Genes, hormônios, neurotransmissores, nutrientes celulares, substâncias químicas, auto-estima, pensamentos, personalidade, crenças, reações emocionais, conflitos inconscientes, fatores sócio-culturais e ambientais, entre outros, podem predispor o indivíduo a desenvolver depressão   (TEODORO, 2010, pag. 20). 

Contudo, é necessário estar atento, pois há diferença entre depressão e tristeza:

Tristeza: reação emocional normal a várias situações desagradáveis, como ser demitido do emprego, reprovado em algum teste ou perder um parente. Após 6 a 8 semanas e sem intervenções médicas ou psicoterápicas, a pessoa volta ao normal.

Depressão: é mais intensa, angustiante, seguida por autodesvalorização e desmotivação, que arrasta por meses ou anos e compromete a vida pessoal, social, profissional e familiar do deprimido.

Paciente e pessoas com quem convive, muitas vezes não percebem as causas da doença, por envolver conteúdos inconscientes e processos psicológicos e orgânicos complicados. É necessário o apoio especializado de médicos e psicólogos.

Você sabia? 
A depressão é a principal causa de problemas de saúde e deficiência em todo o mundo. De acordo com a OMS, mais de 300 milhões de pessoas vivem com depressão, um aumento de mais de 18% entre 2005 e 2015. 

A falta de apoio às pessoas com transtornos mentais, juntamente com o medo do estigma, dificultam o acesso ao tratamento que necessitam para viver uma vida saudável e produtiva.
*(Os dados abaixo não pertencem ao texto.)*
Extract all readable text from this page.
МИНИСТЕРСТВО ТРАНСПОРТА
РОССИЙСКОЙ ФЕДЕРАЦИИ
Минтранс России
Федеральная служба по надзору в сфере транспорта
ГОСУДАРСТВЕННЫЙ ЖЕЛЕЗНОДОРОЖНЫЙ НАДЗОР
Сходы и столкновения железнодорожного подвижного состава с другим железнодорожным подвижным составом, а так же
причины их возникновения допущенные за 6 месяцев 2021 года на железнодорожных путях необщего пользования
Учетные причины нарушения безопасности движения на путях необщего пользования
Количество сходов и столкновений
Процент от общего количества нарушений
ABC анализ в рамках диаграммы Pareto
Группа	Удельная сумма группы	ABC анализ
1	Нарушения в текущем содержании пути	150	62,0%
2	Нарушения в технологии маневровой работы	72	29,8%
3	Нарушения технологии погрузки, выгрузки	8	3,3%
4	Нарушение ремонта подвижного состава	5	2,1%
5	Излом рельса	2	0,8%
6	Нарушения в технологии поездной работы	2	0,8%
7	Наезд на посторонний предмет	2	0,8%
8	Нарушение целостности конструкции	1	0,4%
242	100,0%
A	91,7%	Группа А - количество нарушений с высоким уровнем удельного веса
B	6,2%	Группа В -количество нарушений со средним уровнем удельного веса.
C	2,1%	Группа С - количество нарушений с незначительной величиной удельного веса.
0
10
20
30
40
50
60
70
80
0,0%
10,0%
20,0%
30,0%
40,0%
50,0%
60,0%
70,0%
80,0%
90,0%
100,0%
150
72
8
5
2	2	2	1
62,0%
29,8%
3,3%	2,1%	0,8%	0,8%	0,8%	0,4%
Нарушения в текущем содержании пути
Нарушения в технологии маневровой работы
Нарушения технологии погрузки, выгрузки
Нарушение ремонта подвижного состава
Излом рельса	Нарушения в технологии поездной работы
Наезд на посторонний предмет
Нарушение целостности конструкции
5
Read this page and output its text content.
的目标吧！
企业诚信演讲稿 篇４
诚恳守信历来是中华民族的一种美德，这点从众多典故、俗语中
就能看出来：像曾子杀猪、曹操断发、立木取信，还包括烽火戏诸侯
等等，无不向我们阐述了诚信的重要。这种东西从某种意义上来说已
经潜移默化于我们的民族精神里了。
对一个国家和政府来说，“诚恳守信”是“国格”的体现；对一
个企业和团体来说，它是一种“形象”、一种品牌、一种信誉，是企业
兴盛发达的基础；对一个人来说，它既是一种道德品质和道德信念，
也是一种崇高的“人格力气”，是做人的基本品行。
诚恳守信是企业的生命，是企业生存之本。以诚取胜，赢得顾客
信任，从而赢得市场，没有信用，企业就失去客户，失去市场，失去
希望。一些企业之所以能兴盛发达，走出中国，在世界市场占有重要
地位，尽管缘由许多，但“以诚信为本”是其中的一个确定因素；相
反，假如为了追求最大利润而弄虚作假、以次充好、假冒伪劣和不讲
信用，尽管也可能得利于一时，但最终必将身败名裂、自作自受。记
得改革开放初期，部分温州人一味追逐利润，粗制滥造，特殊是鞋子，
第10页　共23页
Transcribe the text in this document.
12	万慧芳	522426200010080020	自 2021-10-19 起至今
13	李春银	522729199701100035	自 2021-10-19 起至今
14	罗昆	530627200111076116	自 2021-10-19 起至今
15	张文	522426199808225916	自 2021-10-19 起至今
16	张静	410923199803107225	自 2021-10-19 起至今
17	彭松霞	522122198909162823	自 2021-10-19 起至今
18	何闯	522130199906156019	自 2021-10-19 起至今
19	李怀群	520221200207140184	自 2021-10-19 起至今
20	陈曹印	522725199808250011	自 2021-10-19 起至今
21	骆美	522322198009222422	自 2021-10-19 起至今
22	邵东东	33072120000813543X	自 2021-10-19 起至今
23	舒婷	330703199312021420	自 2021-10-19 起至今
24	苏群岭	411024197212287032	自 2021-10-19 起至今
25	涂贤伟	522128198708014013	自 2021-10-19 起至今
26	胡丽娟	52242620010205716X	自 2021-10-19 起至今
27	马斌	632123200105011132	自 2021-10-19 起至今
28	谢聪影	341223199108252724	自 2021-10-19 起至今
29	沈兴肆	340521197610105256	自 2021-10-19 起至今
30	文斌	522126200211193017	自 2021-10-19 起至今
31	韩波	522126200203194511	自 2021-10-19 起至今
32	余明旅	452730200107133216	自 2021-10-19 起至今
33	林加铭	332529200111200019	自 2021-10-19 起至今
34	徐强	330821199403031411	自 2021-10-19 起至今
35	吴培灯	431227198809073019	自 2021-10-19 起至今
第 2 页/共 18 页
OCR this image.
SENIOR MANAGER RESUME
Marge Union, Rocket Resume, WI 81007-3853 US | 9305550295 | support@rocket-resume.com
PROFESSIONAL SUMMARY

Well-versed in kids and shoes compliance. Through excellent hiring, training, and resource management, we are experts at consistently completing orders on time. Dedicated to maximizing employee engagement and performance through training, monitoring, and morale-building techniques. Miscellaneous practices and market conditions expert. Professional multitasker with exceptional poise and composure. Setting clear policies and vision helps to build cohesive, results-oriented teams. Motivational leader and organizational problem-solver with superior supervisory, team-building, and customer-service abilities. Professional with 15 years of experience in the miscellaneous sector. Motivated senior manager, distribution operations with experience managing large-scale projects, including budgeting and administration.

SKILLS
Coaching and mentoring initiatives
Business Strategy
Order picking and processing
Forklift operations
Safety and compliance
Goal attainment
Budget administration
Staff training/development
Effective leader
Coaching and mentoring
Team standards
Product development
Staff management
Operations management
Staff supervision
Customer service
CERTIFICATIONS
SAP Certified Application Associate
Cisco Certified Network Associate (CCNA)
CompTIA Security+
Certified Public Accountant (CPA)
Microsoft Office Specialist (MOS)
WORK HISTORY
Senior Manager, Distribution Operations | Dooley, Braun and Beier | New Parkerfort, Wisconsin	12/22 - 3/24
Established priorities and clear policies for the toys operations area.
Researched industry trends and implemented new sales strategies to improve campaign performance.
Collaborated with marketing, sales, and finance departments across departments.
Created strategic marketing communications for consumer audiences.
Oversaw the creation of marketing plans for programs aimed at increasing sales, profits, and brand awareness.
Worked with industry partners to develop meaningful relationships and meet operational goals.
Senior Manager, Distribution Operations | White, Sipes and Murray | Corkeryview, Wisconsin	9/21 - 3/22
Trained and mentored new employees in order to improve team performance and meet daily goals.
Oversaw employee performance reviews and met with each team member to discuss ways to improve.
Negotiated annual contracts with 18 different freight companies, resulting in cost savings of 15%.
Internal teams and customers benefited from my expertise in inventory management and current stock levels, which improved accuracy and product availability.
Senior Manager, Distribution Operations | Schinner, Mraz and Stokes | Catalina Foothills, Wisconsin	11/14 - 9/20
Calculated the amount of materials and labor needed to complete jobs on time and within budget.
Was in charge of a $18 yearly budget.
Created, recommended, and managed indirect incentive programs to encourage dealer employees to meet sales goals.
A taxa de suicídios atribuída à depressão aumentou, apesar dos esforços em estabelecer e manter centros de prevenção e suicídio em todo o território nacional.
Drogas antidepressivas custam menos dinheiro que a psicoterapia, porém não funcionam para todos os pacientes deprimidos, dos quais apenas em torno de 60 a 65% respondem aos medicamentos de forma eficaz (BECK, 1997).

Saiba mais:



A boa notícia é que existem tratamentos eficazes para depressão moderada e grave. Profissionais de saúde podem oferecer tratamentos psicológicos, como ativação comportamental, terapia cognitivo-comportamental com técnicas estruturadas e psicoterapia interpessoal ou medicamentos antidepressivos.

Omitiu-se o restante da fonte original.